Ob die Kommunen angesichts ihrer Aufgabenvielfalt und Haushaltssituation so einfach ihre Grundstücke ohne Erlös in die Genossenschaft einbringen können und dürfen, wird sich auch zeigen. Das Landratsamt ist ja immerhin auch Rechtsaufsichtsbehörde von 33 kreisangehörigen Kommunen, ich bin gespannt wie sie diesen Spagat bei der Genehmigung der Haushalte bewältigen.

 

Gerne würde ich noch auf weitere Themen eingehen, den wichtigen Klimaschutz, die Organisation und den Personalbedarf des Landratsamtes und vieles mehr. Darauf verzichte ich angesichts der knappen Zeit aber.
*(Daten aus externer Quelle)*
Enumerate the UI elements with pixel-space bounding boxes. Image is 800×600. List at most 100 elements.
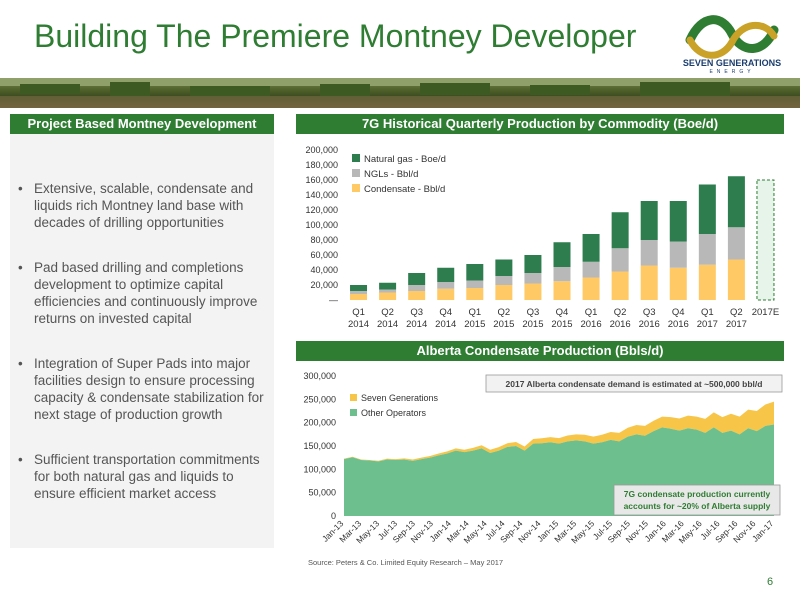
area-chart-header: Alberta Condensate Production (Bbls/d) bbox=[296, 341, 784, 361]
bar-segment-1 bbox=[611, 248, 629, 272]
bullet-list: Extensive, scalable, condensate and liqu… bbox=[18, 180, 270, 528]
bar-segment-1 bbox=[466, 280, 484, 288]
bullet-item: Integration of Super Pads into major fac… bbox=[18, 355, 270, 423]
bar-segment-1 bbox=[727, 227, 745, 260]
x-tick-label: 2016 bbox=[668, 319, 689, 330]
bar-segment-2 bbox=[466, 264, 484, 281]
page-title: Building The Premiere Montney Developer bbox=[34, 18, 637, 54]
bar-segment-2 bbox=[640, 201, 658, 240]
annotation-demand: 2017 Alberta condensate demand is estima… bbox=[506, 379, 763, 389]
y-tick-label: 100,000 bbox=[305, 220, 338, 230]
x-tick-label: Q1 bbox=[352, 307, 365, 318]
bar-segment-0 bbox=[495, 285, 513, 300]
area-chart: 300,000 250,000 200,000 150,000 100,000 50,00… bbox=[303, 371, 783, 545]
legend-swatch bbox=[350, 394, 357, 401]
bar-segment-0 bbox=[640, 265, 658, 300]
bar-segment-0 bbox=[408, 291, 426, 300]
x-tick-label: 2015 bbox=[551, 319, 572, 330]
bar-segment-1 bbox=[379, 289, 397, 293]
y-tick-label: 60,000 bbox=[310, 250, 338, 260]
annotation-share: accounts for ~20% of Alberta supply bbox=[624, 501, 771, 511]
logo-sub: ENERGY bbox=[709, 69, 755, 75]
bar-segment-1 bbox=[495, 276, 513, 285]
y-tick-label: 180,000 bbox=[305, 160, 338, 170]
bar-segment-0 bbox=[553, 281, 571, 300]
y-tick-label: 0 bbox=[331, 511, 336, 521]
legend-label: NGLs - Bbl/d bbox=[364, 169, 418, 180]
y-tick-label: 160,000 bbox=[305, 175, 338, 185]
x-tick-label: Q2 bbox=[730, 307, 743, 318]
bar-segment-1 bbox=[669, 241, 687, 268]
x-tick-label: Q1 bbox=[701, 307, 714, 318]
bar-segment-0 bbox=[727, 259, 745, 300]
x-tick-label: 2016 bbox=[639, 319, 660, 330]
x-tick-label: Q3 bbox=[643, 307, 656, 318]
x-tick-label: Q3 bbox=[527, 307, 540, 318]
x-tick-label: 2014 bbox=[377, 319, 398, 330]
bar-segment-0 bbox=[611, 271, 629, 300]
legend-label: Seven Generations bbox=[361, 393, 439, 403]
bar-segment-2 bbox=[379, 282, 397, 290]
logo-name: SEVEN GENERATIONS bbox=[682, 58, 782, 68]
bar-segment-1 bbox=[698, 234, 716, 265]
x-tick-label: Q2 bbox=[498, 307, 511, 318]
bar-segment-0 bbox=[379, 292, 397, 300]
bar-segment-0 bbox=[582, 277, 600, 300]
x-tick-label: Q1 bbox=[585, 307, 598, 318]
x-tick-label: 2017 bbox=[697, 319, 718, 330]
y-tick-label: — bbox=[329, 295, 338, 305]
bar-segment-0 bbox=[524, 283, 542, 300]
x-tick-label: 2016 bbox=[610, 319, 631, 330]
x-tick-label: 2016 bbox=[580, 319, 601, 330]
x-tick-label: 2014 bbox=[406, 319, 427, 330]
x-tick-label: 2014 bbox=[435, 319, 456, 330]
bullet-item: Pad based drilling and completions devel… bbox=[18, 259, 270, 327]
bar-segment-1 bbox=[524, 273, 542, 284]
x-tick-label: 2015 bbox=[493, 319, 514, 330]
x-tick-label: Q4 bbox=[556, 307, 569, 318]
bar-segment-2 bbox=[408, 273, 426, 285]
y-tick-label: 80,000 bbox=[310, 235, 338, 245]
legend-swatch bbox=[350, 409, 357, 416]
x-tick-label: Q2 bbox=[614, 307, 627, 318]
bar-segment-2 bbox=[611, 212, 629, 249]
x-tick-label: Q4 bbox=[439, 307, 452, 318]
y-tick-label: 100,000 bbox=[303, 464, 336, 474]
left-panel-header: Project Based Montney Development bbox=[10, 114, 274, 134]
annotation-share: 7G condensate production currently bbox=[624, 489, 771, 499]
bar-segment-0 bbox=[698, 264, 716, 300]
bar-segment-0 bbox=[350, 294, 368, 300]
y-tick-label: 250,000 bbox=[303, 394, 336, 404]
x-tick-label: 2015 bbox=[522, 319, 543, 330]
bar-segment-2 bbox=[350, 285, 368, 291]
bar-segment-1 bbox=[582, 261, 600, 278]
bar-segment-0 bbox=[669, 267, 687, 300]
bar-segment-1 bbox=[553, 267, 571, 282]
source-note: Source: Peters & Co. Limited Equity Rese… bbox=[308, 558, 504, 567]
y-tick-label: 150,000 bbox=[303, 441, 336, 451]
bar-segment-2 bbox=[698, 184, 716, 234]
page-number: 6 bbox=[767, 576, 774, 588]
x-tick-label: Q2 bbox=[381, 307, 394, 318]
bar-segment-0 bbox=[437, 288, 455, 300]
legend-swatch bbox=[352, 154, 360, 162]
legend-label: Other Operators bbox=[361, 408, 427, 418]
annotation-box bbox=[485, 374, 783, 393]
bar-chart-header: 7G Historical Quarterly Production by Co… bbox=[296, 114, 784, 134]
bar-segment-1 bbox=[437, 282, 455, 289]
x-tick-label: Q4 bbox=[672, 307, 685, 318]
x-tick-label: Q1 bbox=[468, 307, 481, 318]
y-tick-label: 20,000 bbox=[310, 280, 338, 290]
bar-segment-2 bbox=[524, 255, 542, 273]
bar-segment-0 bbox=[466, 288, 484, 300]
bar-segment-2 bbox=[553, 242, 571, 267]
bar-segment-2 bbox=[727, 176, 745, 228]
x-tick-label: 2015 bbox=[464, 319, 485, 330]
annotation-box bbox=[613, 484, 781, 516]
bar-segment-2 bbox=[495, 259, 513, 276]
landscape-banner bbox=[0, 78, 800, 108]
legend-label: Natural gas - Boe/d bbox=[364, 154, 446, 165]
y-tick-label: 50,000 bbox=[308, 488, 336, 498]
x-tick-label: 2017E bbox=[752, 307, 779, 318]
estimate-bar bbox=[756, 179, 775, 301]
Zusammengefasst ist also der Haushalt 2022 in Ordnung, die Herausforderungen stellen sich in den kommenden Jahren. Der Blickwinkel muss schnell über die Finanzplanung hinausgehen, damit wir in ein paar Jahren nicht von der Entwicklung überrollt werden und uns zu harten Schritten und Schnitten zwingt.

 

Wir stimmen dem Haushaltsplan zu, verbunden mit dem Dank an alle Mitarbeiterinnen und Mitarbeiter der Kreisverwaltung für die Arbeit im vergangenen Jahr, besonderer Dank gilt der Kämmerei für die Aufstellung des Planwerks.